The messenger logo

Who will appoint regional governors?

By Messenger Staff
Wednesday, November 7
There is one more topic of confrontation between the ruling Georgian Dream and the United National Movement (UNM). This is the issue of who will appoint the regional governors. President Saakashvili provoked this problem when after the elections of October 1 where his party lost, he urgently appointed several governors without even consulting the new government. The new leadership of the country wants to change this attitude and law so that governors are appointed not by the president alone, but by the PM after having consultations with the president. It has become apparent that after the October elections, there is a duplication of power in the country. The parliamentary majority belongs to the Georgian Dream, whereas the UNM controls local self-governance and the governors of all the regions are from their party. Of course the president is in the opposition. According to current legislation, governors are appointed/dismissed after having consultations with the PM. The governors are responsible for controlling local self-governance and officials. At regular intervals they have to submit the reports of self-governance of the region to the president and the government. They then provide recommendations about the promotion or dismissal of particular officials in the region. The governor is also responsible for overseeing the socio-economic programs in the region, as well as attracting investments.

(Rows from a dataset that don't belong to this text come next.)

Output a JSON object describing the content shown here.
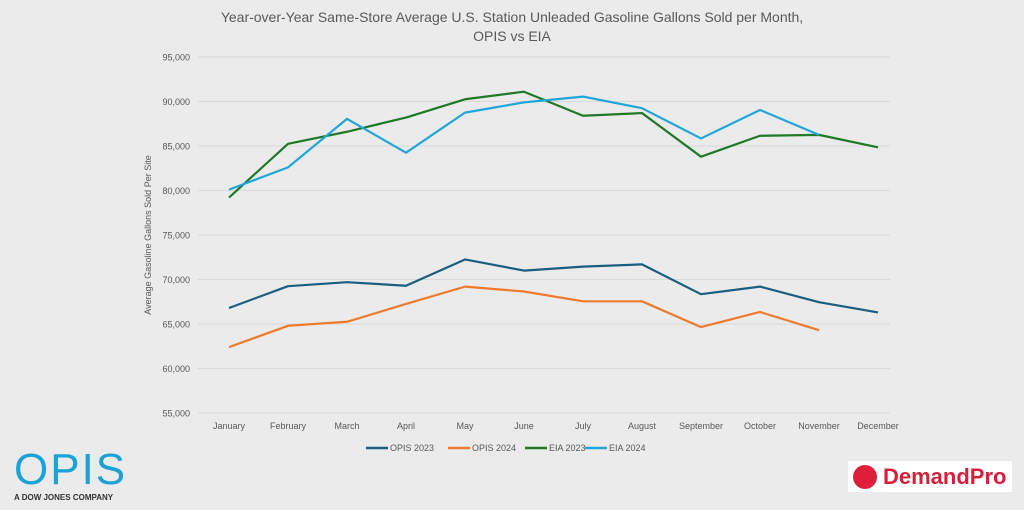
{
  "chart_data": {
    "type": "line",
    "title": "Year-over-Year Same-Store Average U.S. Station Unleaded Gasoline Gallons Sold per Month, OPIS vs EIA",
    "title_lines": [
      "Year-over-Year Same-Store Average U.S. Station Unleaded Gasoline Gallons Sold per Month,",
      "OPIS vs EIA"
    ],
    "xlabel": "",
    "ylabel": "Average  Gasoline Gallons Sold Per Site",
    "ylim": [
      55000,
      95000
    ],
    "yticks": [
      "55,000",
      "60,000",
      "65,000",
      "70,000",
      "75,000",
      "80,000",
      "85,000",
      "90,000",
      "95,000"
    ],
    "categories": [
      "January",
      "February",
      "March",
      "April",
      "May",
      "June",
      "July",
      "August",
      "September",
      "October",
      "November",
      "December"
    ],
    "grid": true,
    "legend": "bottom",
    "series": [
      {
        "name": "OPIS 2023",
        "color": "#1a5e80",
        "values": [
          66800,
          69250,
          69700,
          69300,
          72250,
          71000,
          71450,
          71700,
          68350,
          69200,
          67450,
          66300
        ]
      },
      {
        "name": "OPIS 2024",
        "color": "#f07a2c",
        "values": [
          62400,
          64800,
          65250,
          67250,
          69200,
          68650,
          67550,
          67550,
          64650,
          66350,
          64300,
          null
        ]
      },
      {
        "name": "EIA 2023",
        "color": "#1e7a27",
        "values": [
          79200,
          85250,
          86600,
          88200,
          90250,
          91100,
          88400,
          88700,
          83800,
          86150,
          86250,
          84850
        ]
      },
      {
        "name": "EIA 2024",
        "color": "#21a6d9",
        "values": [
          80100,
          82600,
          88050,
          84250,
          88750,
          89900,
          90550,
          89250,
          85850,
          89050,
          86250,
          null
        ]
      }
    ]
  },
  "logos": {
    "opis": "OPIS",
    "opis_sub": "A DOW JONES COMPANY",
    "demandpro": "DemandPro"
  }
}
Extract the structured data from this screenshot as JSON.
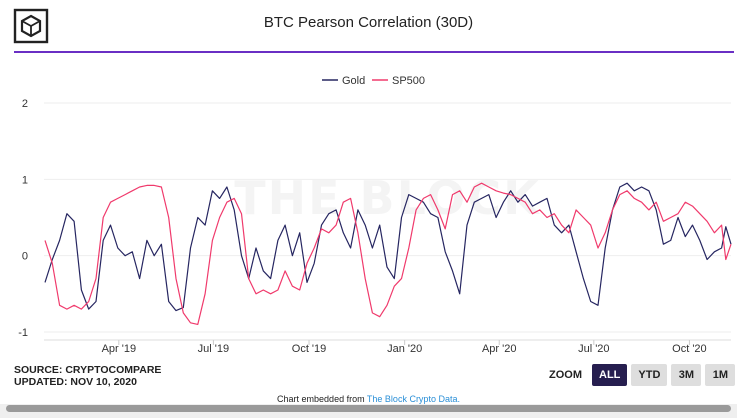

Currently, the Georgian Constitution stipulates that the president has the initiative in this regard. However, from the autumn of 2013, this will become the PM’s priority. Since the October 1 elections, the president has made several appointments without consultations with the PM. This has created discontent among the ruling party members. Therefore they initiated the transfer of this power to the PM immediately. One can ask– why is this speed necessary? Several analysts suggest that by exercising this power control, the regional leadership, president and his party is probably preparing for revenge.

The UNM, who is the parliamentary minority, deny such a possibility and criticize the current leadership for interfering in the local self-governance system and trying to establish their influence in the regions. The Georgian Dream states that it is for the genuine self-governance, while today the UNM exercises its influence in the region.